6.0-6.5 mm. Body black but for the red pronotum and yellowish elytral apices, antennae dark, usually with the base of most segments narrowly yellow and the apical segments substantially pale, palps brown, usually with the apex of most segments pale, legs brown but often with the middle and hind femora and tibiae darker. Dorsal surface finely pubescent throughout. Head elongate, broadest across eyes that occupy less than half the lateral margin and with rounded temples converging to a very narrow neck, surface without depressions or structure, evenly and densely punctured throughout.
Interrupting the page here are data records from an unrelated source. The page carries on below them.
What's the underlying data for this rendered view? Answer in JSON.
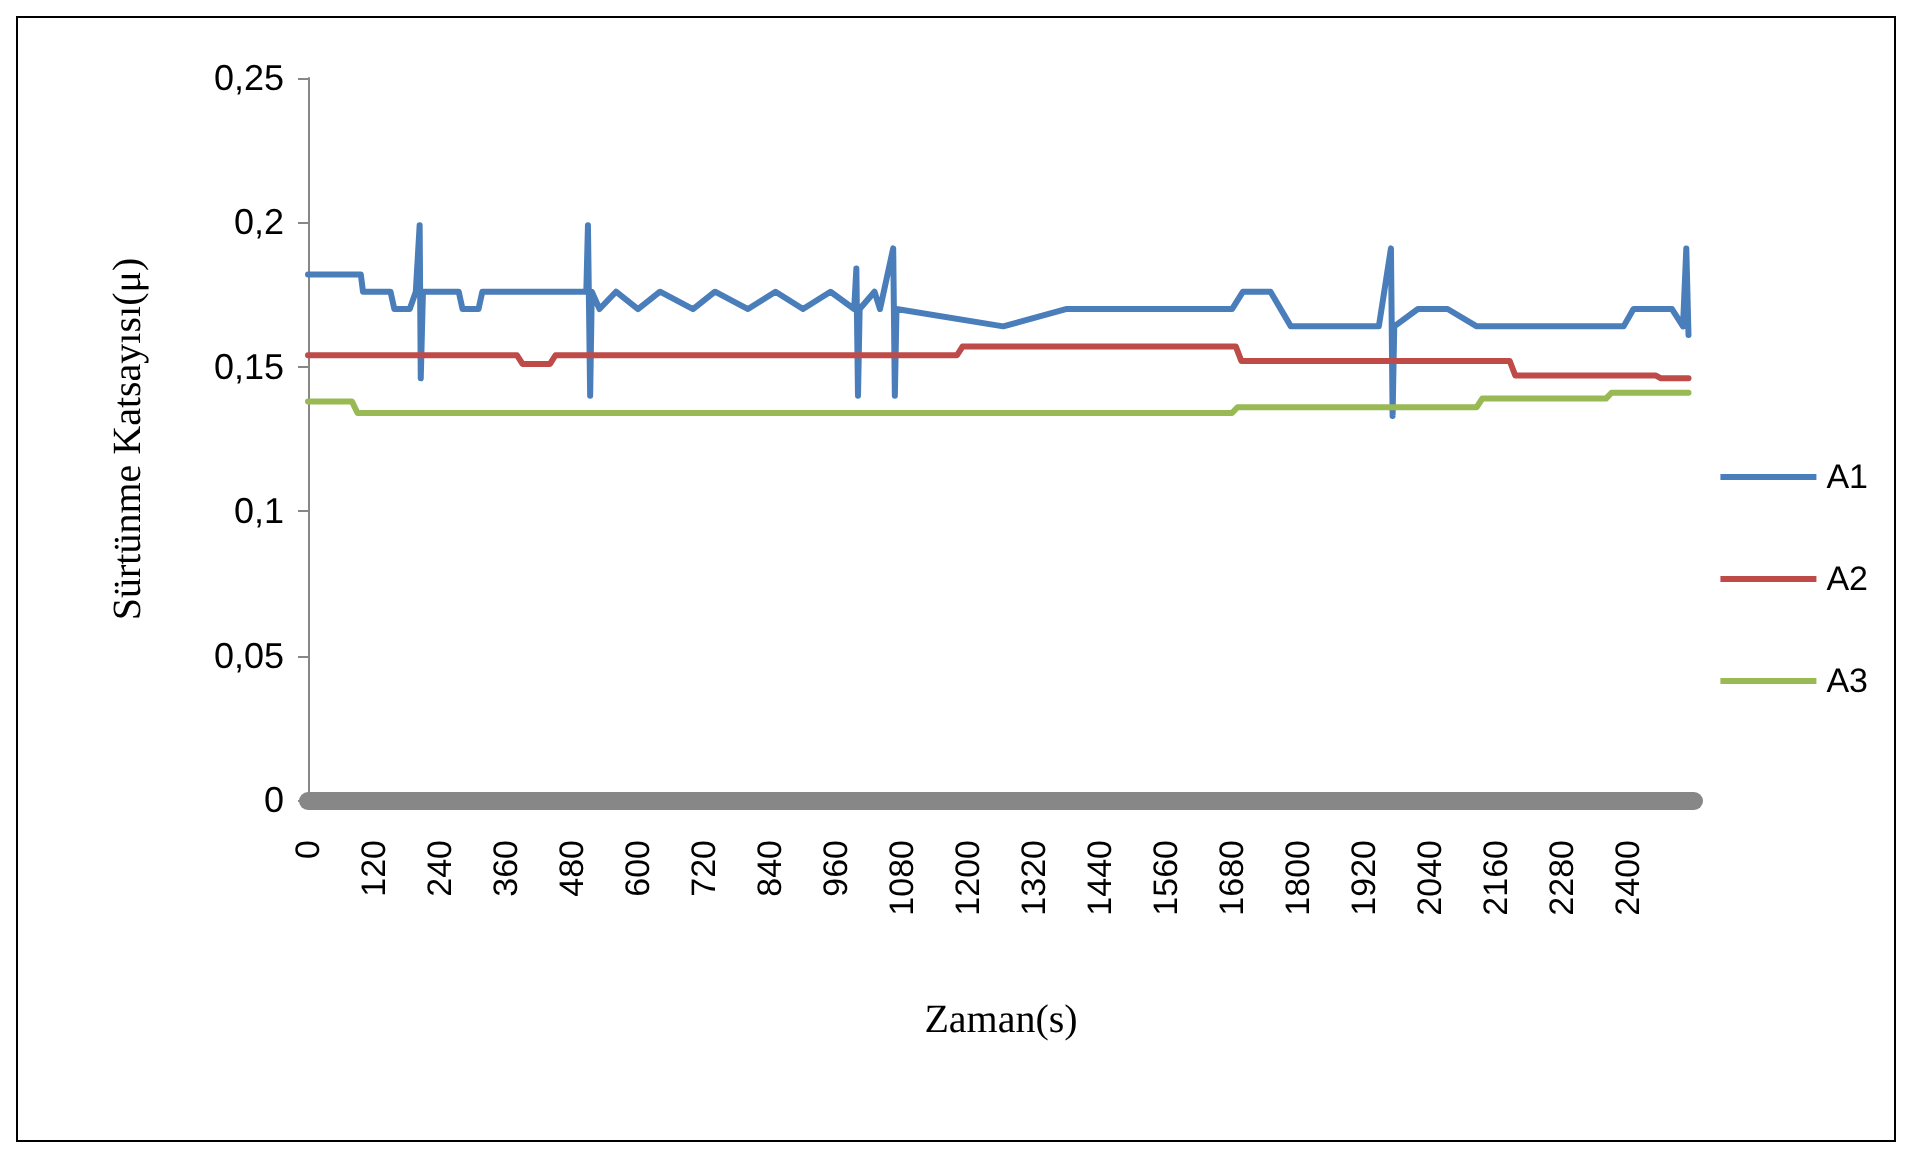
{
  "chart_data": {
    "type": "line",
    "xlabel": "Zaman(s)",
    "ylabel": "Sürtünme Katsayısı(μ)",
    "xlim": [
      0,
      2520
    ],
    "xticks": [
      0,
      120,
      240,
      360,
      480,
      600,
      720,
      840,
      960,
      1080,
      1200,
      1320,
      1440,
      1560,
      1680,
      1800,
      1920,
      2040,
      2160,
      2280,
      2400
    ],
    "ylim": [
      0,
      0.25
    ],
    "yticks": [
      {
        "value": 0,
        "label": "0"
      },
      {
        "value": 0.05,
        "label": "0,05"
      },
      {
        "value": 0.1,
        "label": "0,1"
      },
      {
        "value": 0.15,
        "label": "0,15"
      },
      {
        "value": 0.2,
        "label": "0,2"
      },
      {
        "value": 0.25,
        "label": "0,25"
      }
    ],
    "grid": false,
    "legend": "right",
    "marker": "none",
    "line_style": "solid",
    "series": [
      {
        "name": "A1",
        "color": "#4a7ebb",
        "x": [
          0,
          96,
          100,
          150,
          157,
          185,
          196,
          203,
          205,
          209,
          214,
          274,
          281,
          310,
          317,
          506,
          509,
          513,
          516,
          530,
          560,
          600,
          640,
          700,
          740,
          800,
          850,
          900,
          950,
          993,
          997,
          1000,
          1003,
          1030,
          1040,
          1064,
          1067,
          1070,
          1264,
          1378,
          1680,
          1700,
          1750,
          1787,
          1947,
          1969,
          1972,
          1975,
          2018,
          2072,
          2125,
          2392,
          2410,
          2480,
          2500,
          2506,
          2510
        ],
        "values": [
          0.182,
          0.182,
          0.176,
          0.176,
          0.17,
          0.17,
          0.176,
          0.199,
          0.146,
          0.176,
          0.176,
          0.176,
          0.17,
          0.17,
          0.176,
          0.176,
          0.199,
          0.14,
          0.176,
          0.17,
          0.176,
          0.17,
          0.176,
          0.17,
          0.176,
          0.17,
          0.176,
          0.17,
          0.176,
          0.17,
          0.184,
          0.14,
          0.17,
          0.176,
          0.17,
          0.191,
          0.14,
          0.17,
          0.164,
          0.17,
          0.17,
          0.176,
          0.176,
          0.164,
          0.164,
          0.191,
          0.133,
          0.164,
          0.17,
          0.17,
          0.164,
          0.164,
          0.17,
          0.17,
          0.164,
          0.191,
          0.161
        ]
      },
      {
        "name": "A2",
        "color": "#be4b48",
        "x": [
          0,
          380,
          390,
          440,
          450,
          1180,
          1190,
          1687,
          1697,
          2185,
          2195,
          2450,
          2460,
          2510
        ],
        "values": [
          0.154,
          0.154,
          0.151,
          0.151,
          0.154,
          0.154,
          0.157,
          0.157,
          0.152,
          0.152,
          0.147,
          0.147,
          0.146,
          0.146
        ]
      },
      {
        "name": "A3",
        "color": "#98b954",
        "x": [
          0,
          80,
          90,
          1680,
          1690,
          2125,
          2135,
          2360,
          2370,
          2510
        ],
        "values": [
          0.138,
          0.138,
          0.134,
          0.134,
          0.136,
          0.136,
          0.139,
          0.139,
          0.141,
          0.141
        ]
      }
    ]
  }
}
Labrum smoothly curved and with a small tooth either side of the middle, mandibles long and curved; the right with four internal teeth and the left with three. Antennae inserted laterally in front of the eyes and outside the base of the mandibles, 11-segmented and filiform with the basal segment distinctly longer than the third segment. Pronotum elongate and narrower than the head and elytra, broadest about the middle and converging to a narrow apical margin and a much broader basal margin, surface punctured throughout, less densely so than the head, except for a smooth and narrowly depressed median strip. Lateral pronotal margins reflexed and not visible from above. Elytra elongate, almost parallel-sided from rounded shoulders to incurved apical margins and evenly punctured throughout, sutural margin depressed, otherwise without depressions or striae. Abdomen relatively short, dilated about the middle, four basal tergites strongly bordered, fifth tergite longer than 1-4 and only finely bordered, all tergites finely and densely punctured except for the base of the first and second with much stronger punctures. In males the eighth sternite is depressed medially and strongly excised apically. Legs long and slender, tibiae without a distinct apical spur and all tarsal segments elongate and narrow.